Comparative Example 4 In Example 7, except that the exemplified compound (10) was replaced by an ammonium complex of aromatic salicylic acid (trade name Bontron E-88, which is commercially available as a charge control agent from Orient Chemical Industry Co., Ltd.). A magenta toner was prepared in the same manner as in Example 7 and evaluated in the same manner as in Example 1. As a result, although a great improvement was seen in terms of color reproduction, image scatter, turbulence, and fog occurred. The image quality was remarkably inferior, and it was judged that the toner could not be used as a full-color toner.
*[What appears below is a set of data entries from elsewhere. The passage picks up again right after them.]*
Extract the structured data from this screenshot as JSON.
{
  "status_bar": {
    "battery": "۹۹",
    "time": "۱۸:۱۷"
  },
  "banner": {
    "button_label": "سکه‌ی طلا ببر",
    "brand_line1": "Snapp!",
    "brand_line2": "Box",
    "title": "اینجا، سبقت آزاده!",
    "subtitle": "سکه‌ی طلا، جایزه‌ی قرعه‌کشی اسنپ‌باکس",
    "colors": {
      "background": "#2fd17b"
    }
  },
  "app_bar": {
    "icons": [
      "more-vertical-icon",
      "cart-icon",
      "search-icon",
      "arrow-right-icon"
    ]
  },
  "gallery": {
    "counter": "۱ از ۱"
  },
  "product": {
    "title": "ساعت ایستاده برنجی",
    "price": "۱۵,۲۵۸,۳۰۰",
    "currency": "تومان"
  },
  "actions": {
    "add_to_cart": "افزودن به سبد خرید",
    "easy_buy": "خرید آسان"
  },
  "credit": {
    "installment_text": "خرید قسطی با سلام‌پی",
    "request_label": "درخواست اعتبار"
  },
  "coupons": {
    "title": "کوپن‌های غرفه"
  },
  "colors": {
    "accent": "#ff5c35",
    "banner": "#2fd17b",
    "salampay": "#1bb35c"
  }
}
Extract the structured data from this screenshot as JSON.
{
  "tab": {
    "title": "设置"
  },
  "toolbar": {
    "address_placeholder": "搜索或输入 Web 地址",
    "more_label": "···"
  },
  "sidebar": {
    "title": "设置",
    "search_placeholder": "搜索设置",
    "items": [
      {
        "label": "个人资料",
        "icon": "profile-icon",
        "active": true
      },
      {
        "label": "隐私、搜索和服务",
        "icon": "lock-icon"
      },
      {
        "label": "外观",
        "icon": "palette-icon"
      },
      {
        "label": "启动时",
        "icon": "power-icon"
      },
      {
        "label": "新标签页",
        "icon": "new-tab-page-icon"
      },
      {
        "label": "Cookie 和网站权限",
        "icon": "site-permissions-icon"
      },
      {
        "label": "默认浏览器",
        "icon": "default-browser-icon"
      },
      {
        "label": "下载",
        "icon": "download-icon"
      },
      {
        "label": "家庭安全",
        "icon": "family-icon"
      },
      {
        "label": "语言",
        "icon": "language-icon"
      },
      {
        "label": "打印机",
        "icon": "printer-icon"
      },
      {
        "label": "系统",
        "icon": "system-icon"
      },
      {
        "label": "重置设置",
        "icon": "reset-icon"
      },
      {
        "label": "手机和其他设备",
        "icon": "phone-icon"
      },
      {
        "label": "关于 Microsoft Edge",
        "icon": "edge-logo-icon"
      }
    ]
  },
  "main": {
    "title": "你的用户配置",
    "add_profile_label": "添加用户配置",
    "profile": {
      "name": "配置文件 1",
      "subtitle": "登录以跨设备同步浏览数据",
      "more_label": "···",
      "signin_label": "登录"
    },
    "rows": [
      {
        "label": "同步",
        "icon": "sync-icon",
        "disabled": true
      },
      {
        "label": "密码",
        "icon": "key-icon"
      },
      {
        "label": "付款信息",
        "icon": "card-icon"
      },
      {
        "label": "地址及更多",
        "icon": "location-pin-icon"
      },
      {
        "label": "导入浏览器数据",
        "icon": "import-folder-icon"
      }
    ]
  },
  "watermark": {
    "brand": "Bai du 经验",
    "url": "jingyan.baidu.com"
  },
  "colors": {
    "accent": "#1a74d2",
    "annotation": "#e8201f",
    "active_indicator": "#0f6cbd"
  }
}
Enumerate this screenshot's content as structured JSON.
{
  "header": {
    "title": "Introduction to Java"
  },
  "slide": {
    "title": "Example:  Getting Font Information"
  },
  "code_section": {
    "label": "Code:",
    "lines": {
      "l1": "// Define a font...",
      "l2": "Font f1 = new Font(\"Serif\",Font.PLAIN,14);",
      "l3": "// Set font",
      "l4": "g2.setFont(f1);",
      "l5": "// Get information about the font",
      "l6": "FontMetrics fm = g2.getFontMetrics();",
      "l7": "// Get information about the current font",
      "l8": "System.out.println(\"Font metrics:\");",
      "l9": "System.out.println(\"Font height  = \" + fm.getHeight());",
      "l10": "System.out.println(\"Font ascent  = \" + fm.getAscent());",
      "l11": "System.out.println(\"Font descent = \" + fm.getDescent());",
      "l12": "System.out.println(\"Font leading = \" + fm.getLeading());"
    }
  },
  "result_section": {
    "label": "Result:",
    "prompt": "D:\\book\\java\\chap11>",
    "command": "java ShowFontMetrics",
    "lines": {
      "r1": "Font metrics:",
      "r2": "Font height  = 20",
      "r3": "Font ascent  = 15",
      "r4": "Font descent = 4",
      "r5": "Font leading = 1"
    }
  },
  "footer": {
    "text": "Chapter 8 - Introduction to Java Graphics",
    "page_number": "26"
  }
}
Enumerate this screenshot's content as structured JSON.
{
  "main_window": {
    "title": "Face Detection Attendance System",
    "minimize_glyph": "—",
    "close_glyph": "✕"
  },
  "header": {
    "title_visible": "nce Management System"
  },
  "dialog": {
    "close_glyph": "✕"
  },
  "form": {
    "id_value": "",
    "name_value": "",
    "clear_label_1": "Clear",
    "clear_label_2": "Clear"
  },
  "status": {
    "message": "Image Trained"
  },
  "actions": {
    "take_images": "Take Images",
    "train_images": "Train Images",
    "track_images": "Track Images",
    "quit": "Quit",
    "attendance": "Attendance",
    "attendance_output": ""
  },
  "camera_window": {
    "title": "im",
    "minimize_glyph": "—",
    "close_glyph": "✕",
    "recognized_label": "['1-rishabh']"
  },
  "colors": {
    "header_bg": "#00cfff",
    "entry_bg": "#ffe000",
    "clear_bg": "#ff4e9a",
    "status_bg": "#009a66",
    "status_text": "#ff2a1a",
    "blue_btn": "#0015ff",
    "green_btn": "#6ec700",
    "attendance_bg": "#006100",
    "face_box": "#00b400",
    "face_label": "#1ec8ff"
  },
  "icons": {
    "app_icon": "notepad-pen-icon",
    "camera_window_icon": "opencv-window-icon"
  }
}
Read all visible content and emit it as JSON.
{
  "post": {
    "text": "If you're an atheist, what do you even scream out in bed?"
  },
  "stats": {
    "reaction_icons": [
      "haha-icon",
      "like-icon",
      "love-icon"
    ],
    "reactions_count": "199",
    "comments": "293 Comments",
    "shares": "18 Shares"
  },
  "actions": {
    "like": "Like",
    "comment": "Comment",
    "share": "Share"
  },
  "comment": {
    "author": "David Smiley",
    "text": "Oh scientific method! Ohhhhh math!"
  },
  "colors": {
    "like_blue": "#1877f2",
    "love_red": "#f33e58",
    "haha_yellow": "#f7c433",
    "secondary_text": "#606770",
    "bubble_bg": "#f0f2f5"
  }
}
(Effects of the Invention) The above-mentioned silicon-containing complex compound in the present invention is a colorless negative charge control agent and is also excellent in negative chargeability.
The toner of the present invention using the same is excellent in the environmental stability of the charging property and the stability of the charging property during repeated use, exhibits excellent color reproducibility, and is suitable as a full-color toner.

Claims (1)

[Claims] 1. A monocyclic or polycyclic aromatic diol, a monocyclic or polycyclic aromatic hydroxycarboxylic acid containing a silicon atom and capable of forming a chelate in an amount of 2 mol or more per mol of silicon, as an essential component, or A toner for developing an electrostatic image, comprising a complex compound in which a monocyclic or polycyclic aromatic dicarboxylic acid is coordinated.